Sacrilege was one of my personal art highlights of 2012. Even my kids and my black lab worshipped at its altar on Glasgow Green, though the dog was banned from bouncing -
The giant inflatable Stonehenge, which enjoyed its first outing at Glasgow International Festival of Visual Art (GI) in April before heading off on a tour of the UK, attracted lengthy queues and groupies galore having a bounce all day, every day during its 18-day stay.
Is it art? Well, it captured the public's imagination. And it was a lot of fun. Someone said to me last week that they saw a clip on TV of the late Sir Patrick Moore at the real Stonehenge, and Deller's work had altered the way they viewed it. I'd say that was the purpose of art.
Elsewhere at GI, there was a cornucopia of happenings, from the inspired Art Lending Library, dreamed up by the city's Market Gallery, to quirkily grounded Nothing About Us Without Us Is For Us in Govan, which reached out to the people of that area for assistance in hurling language across the Clyde.

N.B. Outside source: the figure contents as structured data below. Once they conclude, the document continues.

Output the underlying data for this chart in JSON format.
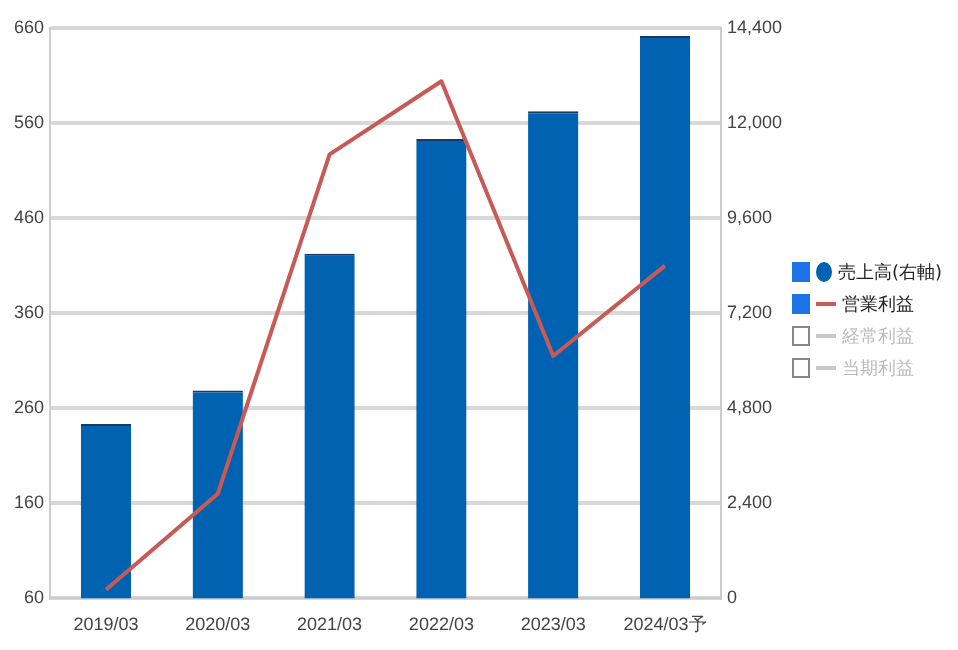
{
  "chart_data": {
    "type": "bar",
    "categories": [
      "2019/03",
      "2020/03",
      "2021/03",
      "2022/03",
      "2023/03",
      "2024/03予"
    ],
    "series": [
      {
        "name": "売上高(右軸)",
        "axis": "y2",
        "color": "#0062b1",
        "values": [
          4400,
          5250,
          8700,
          11600,
          12300,
          14200
        ]
      },
      {
        "name": "営業利益",
        "type": "line",
        "axis": "y",
        "color": "#c85a55",
        "values": [
          69,
          170,
          527,
          604,
          315,
          410
        ]
      },
      {
        "name": "経常利益",
        "type": "line",
        "axis": "y",
        "color": "#c8c8c8",
        "values": [
          null,
          null,
          null,
          null,
          null,
          null
        ]
      },
      {
        "name": "当期利益",
        "type": "line",
        "axis": "y",
        "color": "#c8c8c8",
        "values": [
          null,
          null,
          null,
          null,
          null,
          null
        ]
      }
    ],
    "ylim": [
      60,
      660
    ],
    "yticks": [
      60,
      160,
      260,
      360,
      460,
      560,
      660
    ],
    "y2lim": [
      0,
      14400
    ],
    "y2ticks": [
      0,
      {
        "value": 2400,
        "label": "2,400"
      },
      {
        "value": 4800,
        "label": "4,800"
      },
      {
        "value": 7200,
        "label": "7,200"
      },
      {
        "value": 9600,
        "label": "9,600"
      },
      {
        "value": 12000,
        "label": "12,000"
      },
      {
        "value": 14400,
        "label": "14,400"
      }
    ],
    "grid": "y",
    "legend": "right",
    "marker": "none",
    "line_style": "solid"
  }
}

In the galleries, Turner Prize nominee Karla Black gave us a giant tiramisu-like sculpture at GoMA made from 17 tons of different shades of sawdust with puffs of paint-daubed cellophane forming a weather system on top. Up at Kelvingrove, Glasgow-bred Turner Prize-winner Glasgow Richard Wright had an exhibition of his glowingly glorious works on paper.
As 2012 got into its stride, the year was dominated by a growing sense of irritation among the arts community in Scotland over Creative Scotland's heavy-handedness in dealing with artists across the cultural spectrum. Through it all, Scotland's privately run galleries and institutions continued to try to support its artists, many of whom have never received any public money and who survive on a pittance and take alternative employment as they try to pursue their vocation. (It has to be a vocation given the struggle to make ends meet faced by most artists and gallery-owners.)

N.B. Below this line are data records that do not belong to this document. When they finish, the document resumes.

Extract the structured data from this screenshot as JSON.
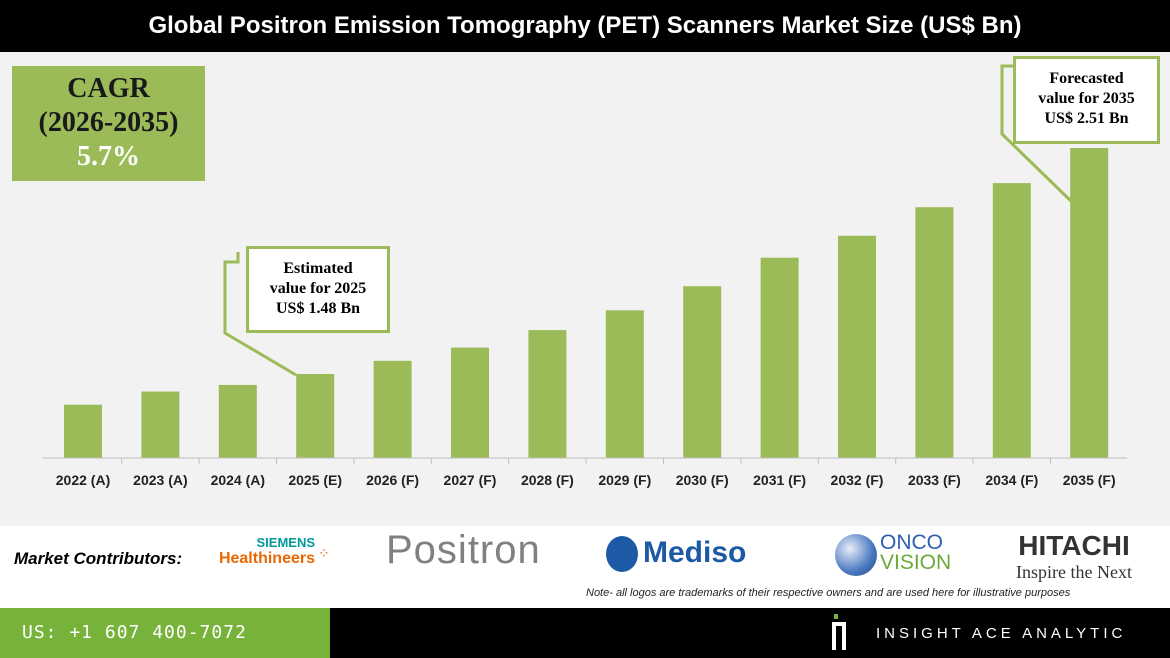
{
  "title": "Global Positron Emission Tomography (PET) Scanners Market Size (US$ Bn)",
  "cagr": {
    "label": "CAGR",
    "period": "(2026-2035)",
    "value": "5.7%"
  },
  "callouts": {
    "estimated": {
      "line1": "Estimated",
      "line2": "value for 2025",
      "line3": "US$ 1.48 Bn"
    },
    "forecasted": {
      "line1": "Forecasted",
      "line2": "value for 2035",
      "line3": "US$ 2.51 Bn"
    }
  },
  "chart_data": {
    "type": "bar",
    "title": "Global Positron Emission Tomography (PET) Scanners Market Size (US$ Bn)",
    "categories": [
      "2022 (A)",
      "2023 (A)",
      "2024 (A)",
      "2025 (E)",
      "2026 (F)",
      "2027 (F)",
      "2028 (F)",
      "2029 (F)",
      "2030 (F)",
      "2031 (F)",
      "2032 (F)",
      "2033 (F)",
      "2034 (F)",
      "2035 (F)"
    ],
    "values": [
      1.34,
      1.4,
      1.43,
      1.48,
      1.54,
      1.6,
      1.68,
      1.77,
      1.88,
      2.01,
      2.11,
      2.24,
      2.35,
      2.51
    ],
    "xlabel": "",
    "ylabel": "",
    "grid": false,
    "bar_color": "#9bbb59"
  },
  "footer": {
    "contributors_label": "Market Contributors:",
    "logos": {
      "siemens_top": "SIEMENS",
      "siemens_bottom": "Healthineers",
      "positron": "Positron",
      "mediso": "Mediso",
      "onco": "ONCO",
      "vision": "VISION",
      "hitachi": "HITACHI",
      "hitachi_tag": "Inspire the Next"
    },
    "note": "Note- all logos are trademarks of their respective owners and are used here for illustrative purposes",
    "phone": "US: +1 607 400-7072",
    "brand": "INSIGHT ACE ANALYTIC"
  }
}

In Glasgow, in 2012, two art institutions left us forever. Strathclyde University's Collins Gallery, which had been showcasing the best in cutting-edge visual art for almost 40 years, closed its doors in May, after a sparkling exhibition of George Wyllie's archive material. The depressing line from head honchos at the University was that running a gallery was not "necessary for the delivery of the university's academic programmes".
In August, we lost another art treasure, with the death of Cyril Gerber at the age of 94. A man who combined his love of art with business acumen, Gerber started up the Compass Gallery in the city in 1969 and was responsible for fostering the careers of many young artists.

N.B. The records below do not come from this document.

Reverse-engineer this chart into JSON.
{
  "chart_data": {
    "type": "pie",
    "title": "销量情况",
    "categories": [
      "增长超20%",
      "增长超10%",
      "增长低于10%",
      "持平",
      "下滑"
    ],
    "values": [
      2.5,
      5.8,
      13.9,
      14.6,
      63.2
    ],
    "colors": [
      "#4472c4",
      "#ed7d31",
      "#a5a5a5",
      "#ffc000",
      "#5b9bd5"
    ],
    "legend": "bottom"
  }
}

The big shows in Edinburgh over the summer did not disappoint. I lost track of the number of people who told me they had loved the National Galleries of Scotland's blockbusters, Van Gogh To Kandinsky: Symbolist Landscape In Europe 1880-1910 and Picasso And Modern British Art.
Elsewhere in the capital during the Edinburgh Art Festival, there were a couple of stand-out exhibitions in the shape of Ian Hamilton Finlay: Twilight Remembers at the Ingleby Gallery and Philip Guston at Inverleith House. I also found myself drawn into the last days of Dieter Roth in the Fruitmarket Gallery show, Dieter Roth: Diaries, which included a video installation recording the German artist's final year, lived in the knowledge he was slowly dying of the consequences of his alcoholism. All three exhibitions took place in spaces that did justice to the work and lived long in the memory after the viewing.
Big hitters in Glasgow included Rembrandt And The Passion at The Hunterian Art Gallery, and, at Kelvingrove, The Essence Of Beauty: 500 Years Of Italian Art.
The year is not over and many exhibitions will carry on into 2012. In Edinburgh, the much praised retrospective of John Bellany at the Scottish National Gallery on The Mound puts the lifetime's work of this national art treasure in perspective while in Glasgow, the George Wyllie Retrospective: In Pursuit Of The Question Mark continues to make us laugh and think again in equal measure.